Y otra vez se puso a enseñar a orillas del mar. Y se reunió tanta gente junto a él que hubo de subir a una barca y, ya en el mar, se sentó; toda la gente estaba en tierra a la orilla del mar. Les enseñaba muchas cosas por medio de parábolas. Les decía en su instrucción: «Escuchad. Una vez salió un sembrador a sembrar. Y sucedió que, al sembrar, una parte cayó a lo largo del camino; vinieron las aves y se la comieron. Otra parte cayó en terreno pedregoso, donde no tenía mucha tierra, y brotó en seguida por no tener hondura de tierra; pero cuando salió el sol se agostó y, por no tener raíz, se secó. Otra parte cayó entre abrojos; crecieron los abrojos y la ahogaron, y no dio fruto. Otras partes cayeron en tierra buena y, creciendo y desarrollándose, dieron fruto; unas produjeron treinta, otras sesenta, otras ciento.» Y decía: «Quien tenga oídos para oír, que oiga.» Cuando quedó a solas, los que le seguían a una con los Doce le preguntaban sobre las parábolas. Él les dijo: «A vosotros se os ha dado el misterio del Reino de Dios, pero a los que están fuera todo se les presenta en parábolas, para que por mucho que miren no vean, por mucho que oigan no entiendan, no sea que se conviertan y se les perdone.» Y les dice: «¿No entendéis esta parábola? ¿Cómo, entonces, comprenderéis todas las parábolas? El sembrador siembra la palabra. Los que están a lo largo del camino donde se siembra la palabra son aquellos que, en cuanto la oyen, viene Satanás y se lleva la palabra sembrada en ellos. De igual modo, los sembrados en terreno pedregoso son los que, al oír la palabra, al punto la reciben con alegría, pero no tienen raíz en sí mismos, sino que son inconstantes; y en cuanto se presenta una tribulación o persecución por causa de la palabra, sucumben en seguida. Y otros son los sembrados entre los abrojos; son los que han oído la palabra, pero las preocupaciones del mundo, la seducción de las riquezas y las demás concupiscencias les invaden y ahogan la palabra, y queda sin fruto. Y los sembrados en tierra buena son aquellos que oyen la palabra, la acogen y dan fruto, unos treinta, otros sesenta, otros ciento» (San Marcos 4, 1-20).
COMENTARIO
La palabra nos habla acerca del combate entre la fuerza del Evangelio y la seducción que el mal le opone para fructificar, en el campo de batalla que es la realidad de nuestra tierra llena de impedimentos: Como la tierra, el corazón del hombre necesita preparación, que reblandezca la dureza de la incredulidad, le de perseverancia en el sufrimiento y desarraigo de los ídolos y de las vanidades del mundo: humildad y obediencia. En definitiva, nuestra naturaleza caída, ofrece resistencia a la acción sobrenatural de la gracia y necesita su ayuda; un constante cuidado y atención, como si del cultivo de un campo se tratara, para que nuestra tierra acoja la Palabra con un corazón bueno y recto como dice san Lucas (8, 15).

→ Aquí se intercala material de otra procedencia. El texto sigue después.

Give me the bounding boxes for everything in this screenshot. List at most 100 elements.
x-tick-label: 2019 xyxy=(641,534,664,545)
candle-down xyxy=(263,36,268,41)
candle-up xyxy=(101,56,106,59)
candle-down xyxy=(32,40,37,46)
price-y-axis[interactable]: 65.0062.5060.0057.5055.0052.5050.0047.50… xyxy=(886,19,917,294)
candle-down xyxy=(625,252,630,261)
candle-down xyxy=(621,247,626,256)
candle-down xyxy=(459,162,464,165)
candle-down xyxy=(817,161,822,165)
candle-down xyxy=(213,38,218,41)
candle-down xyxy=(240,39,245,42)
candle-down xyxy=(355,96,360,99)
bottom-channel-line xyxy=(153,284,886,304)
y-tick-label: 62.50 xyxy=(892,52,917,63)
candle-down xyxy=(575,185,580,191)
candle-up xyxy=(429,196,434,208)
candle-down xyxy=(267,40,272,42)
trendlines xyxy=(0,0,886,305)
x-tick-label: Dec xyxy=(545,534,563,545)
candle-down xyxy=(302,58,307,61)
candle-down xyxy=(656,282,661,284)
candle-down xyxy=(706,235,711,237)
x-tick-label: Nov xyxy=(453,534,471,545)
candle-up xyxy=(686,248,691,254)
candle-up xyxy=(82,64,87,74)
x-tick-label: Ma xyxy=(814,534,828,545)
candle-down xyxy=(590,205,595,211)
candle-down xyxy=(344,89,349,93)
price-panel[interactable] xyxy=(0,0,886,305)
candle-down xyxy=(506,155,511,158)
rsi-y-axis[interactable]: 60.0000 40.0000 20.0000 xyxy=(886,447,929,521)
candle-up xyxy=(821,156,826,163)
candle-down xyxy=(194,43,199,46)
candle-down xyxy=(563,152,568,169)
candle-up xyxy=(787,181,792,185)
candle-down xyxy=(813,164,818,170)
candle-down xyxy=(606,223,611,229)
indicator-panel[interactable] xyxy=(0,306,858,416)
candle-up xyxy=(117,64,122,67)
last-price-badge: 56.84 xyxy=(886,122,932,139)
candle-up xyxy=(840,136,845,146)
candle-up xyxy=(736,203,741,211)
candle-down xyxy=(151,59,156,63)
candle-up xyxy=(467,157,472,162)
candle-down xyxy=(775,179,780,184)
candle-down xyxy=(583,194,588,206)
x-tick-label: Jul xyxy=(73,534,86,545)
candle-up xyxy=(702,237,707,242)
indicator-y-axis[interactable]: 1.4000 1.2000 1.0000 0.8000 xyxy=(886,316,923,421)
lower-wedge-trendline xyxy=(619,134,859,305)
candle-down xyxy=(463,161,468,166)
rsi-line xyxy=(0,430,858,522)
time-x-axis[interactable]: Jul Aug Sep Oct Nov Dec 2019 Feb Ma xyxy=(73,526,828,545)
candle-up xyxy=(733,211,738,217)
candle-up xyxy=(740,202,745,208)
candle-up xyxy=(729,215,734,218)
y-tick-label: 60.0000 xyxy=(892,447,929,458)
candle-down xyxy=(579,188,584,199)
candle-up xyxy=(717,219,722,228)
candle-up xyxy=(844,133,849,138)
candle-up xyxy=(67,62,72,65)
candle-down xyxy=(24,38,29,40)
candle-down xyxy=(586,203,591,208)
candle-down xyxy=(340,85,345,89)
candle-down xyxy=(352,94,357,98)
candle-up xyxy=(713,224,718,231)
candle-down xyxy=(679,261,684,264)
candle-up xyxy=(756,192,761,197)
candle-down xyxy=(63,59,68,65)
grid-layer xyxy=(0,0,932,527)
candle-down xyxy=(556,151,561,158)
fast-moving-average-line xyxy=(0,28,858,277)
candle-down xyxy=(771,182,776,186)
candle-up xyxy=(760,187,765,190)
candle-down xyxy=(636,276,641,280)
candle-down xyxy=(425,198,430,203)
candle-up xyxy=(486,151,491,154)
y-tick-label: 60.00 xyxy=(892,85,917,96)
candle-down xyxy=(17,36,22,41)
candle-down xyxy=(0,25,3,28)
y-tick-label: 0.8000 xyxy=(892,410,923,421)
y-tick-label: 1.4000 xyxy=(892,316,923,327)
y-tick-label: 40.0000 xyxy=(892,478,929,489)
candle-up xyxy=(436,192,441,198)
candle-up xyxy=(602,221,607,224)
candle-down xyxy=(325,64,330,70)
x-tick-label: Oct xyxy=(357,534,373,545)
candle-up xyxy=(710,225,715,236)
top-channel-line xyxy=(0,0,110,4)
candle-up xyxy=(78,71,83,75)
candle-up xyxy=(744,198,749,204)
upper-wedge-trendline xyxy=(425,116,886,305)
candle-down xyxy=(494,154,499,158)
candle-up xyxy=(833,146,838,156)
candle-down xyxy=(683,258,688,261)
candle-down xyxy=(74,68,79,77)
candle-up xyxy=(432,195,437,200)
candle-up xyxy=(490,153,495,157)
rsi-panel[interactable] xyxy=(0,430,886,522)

Para eso, la Palabra, como la semilla, debe caer en la tierra y hacerse una con ella, dando un fruto que el hombre puede recibir según la capacidad, preparación, y libertad, ya que el fruto para el que ha sido destinada es el amor. Unido a su creador en un destino eterno de vida, el hombre hace que la Palabra no vuelva al que la envió, sino después de fructificar, dejándose limpiar y trabajar por la voluntad amorosa de Dios, que es el agricultor.
Velar, esforzarse, perseverar, permanecer, y hacerse violencia, son palabras que nos recuerdan la necesidad del combate, de la vida cristiana, figurado en el trabajo necesario para una buena cosecha. “Esta es la voluntad de mi Padre: que vayáis y deis mucho fruto, y que vuestro fruto permanezca”.